Le soldat blond soutint son regard, mais devant le mutisme et l’impassibilité de sa victime, son sourire provocateur disparut peu à peu. Peut-être s’était-il attendu à provoquer chez elle un sentiment de crainte, ou du moins de surprise, et son absence de réaction sembla presque le décevoir. Frustré, il détourna brièvement les yeux, avant de lui asséner sans prévenir un violent revers de la main.

– Catin ! vociféra-t-il.

L’impact du gantelet d’acier sur la mâchoire d’Eldria manqua de la lui arracher. Elle faillit basculer complètement, se rattrapant de justesse à l’établi poussiéreux.

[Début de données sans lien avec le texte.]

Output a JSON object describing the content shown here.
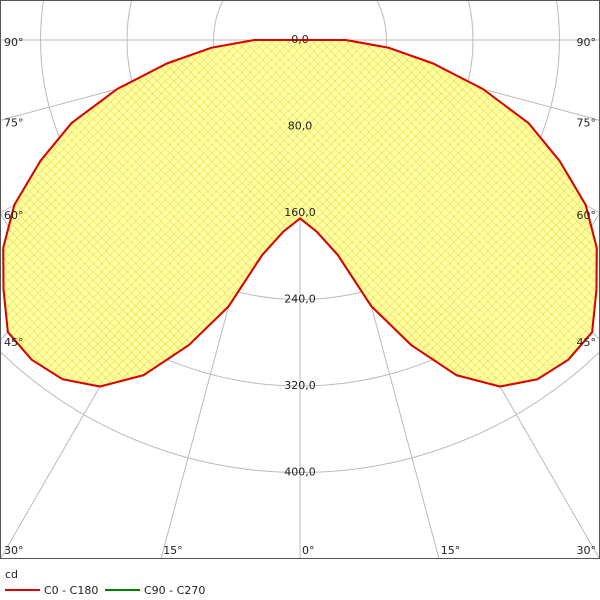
{
  "chart_data": {
    "type": "polar",
    "unit": "cd",
    "angles": [
      0,
      5,
      10,
      15,
      20,
      25,
      30,
      35,
      40,
      45,
      50,
      55,
      60,
      65,
      70,
      75,
      80,
      85,
      90
    ],
    "series": [
      {
        "name": "C90 - C270",
        "color": "#008000",
        "values": [
          165,
          178,
          202,
          255,
          300,
          342,
          370,
          383,
          386,
          382,
          358,
          335,
          305,
          265,
          225,
          175,
          125,
          82,
          42
        ]
      },
      {
        "name": "C0 - C180",
        "color": "#e00000",
        "values": [
          165,
          178,
          202,
          255,
          300,
          342,
          370,
          383,
          386,
          382,
          358,
          335,
          305,
          265,
          225,
          175,
          125,
          82,
          42
        ]
      }
    ],
    "rlim": [
      0,
      400
    ],
    "rticks": [
      {
        "value": 0,
        "label": "0,0"
      },
      {
        "value": 80,
        "label": "80,0"
      },
      {
        "value": 160,
        "label": "160,0"
      },
      {
        "value": 240,
        "label": "240,0"
      },
      {
        "value": 320,
        "label": "320,0"
      },
      {
        "value": 400,
        "label": "400,0"
      }
    ],
    "angle_ticks": [
      {
        "value": 0,
        "label": "0°"
      },
      {
        "value": 15,
        "label": "15°"
      },
      {
        "value": 30,
        "label": "30°"
      },
      {
        "value": 45,
        "label": "45°"
      },
      {
        "value": 60,
        "label": "60°"
      },
      {
        "value": 75,
        "label": "75°"
      },
      {
        "value": 90,
        "label": "90°"
      }
    ]
  }
}
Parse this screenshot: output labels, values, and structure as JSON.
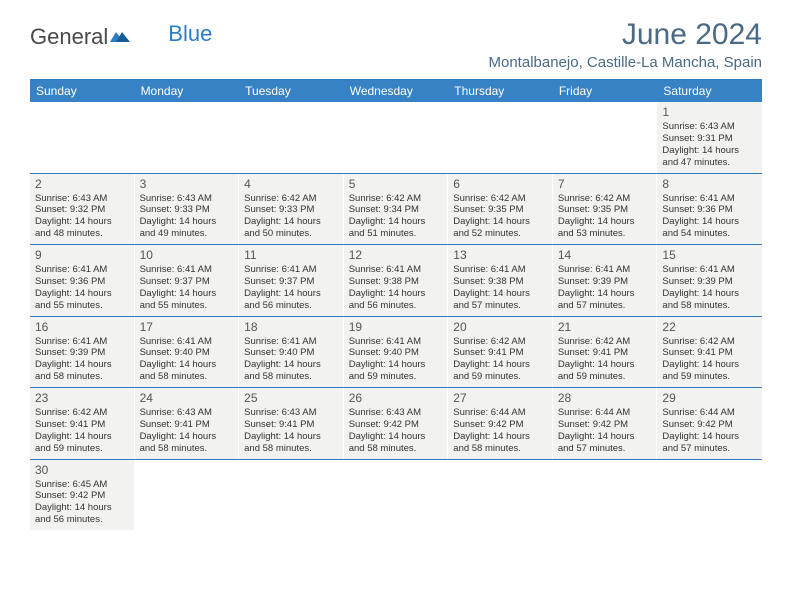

Une douleur aiguë explosa sur sa joue, tandis qu’un goût métallique se répandait dans sa bouche.

– Ça, c’est ta faute ! ajouta-t-il en pointant du doigt son imposante cicatrice.

Eldria demeura muette. Malgré la douleur, elle n’avait pas crié. Lentement, elle se redressa, passa la main sur sa lèvre fendue qui saignait légèrement, puis posa de nouveau sur lui un regard sombre et étrangement indifférent, à peine voilé par ses mèches emmêlées. Ce calme dédaigneux décontenança davantage son agresseur. Visiblement déstabilisé, il la saisit violemment par le menton et approcha son visage du sien, les dents serrées.

– Tu vas me dire qui est l’enfoiré qui m’a fait ça, cracha-t-il en désignant son imposante cicatrice. Sinon...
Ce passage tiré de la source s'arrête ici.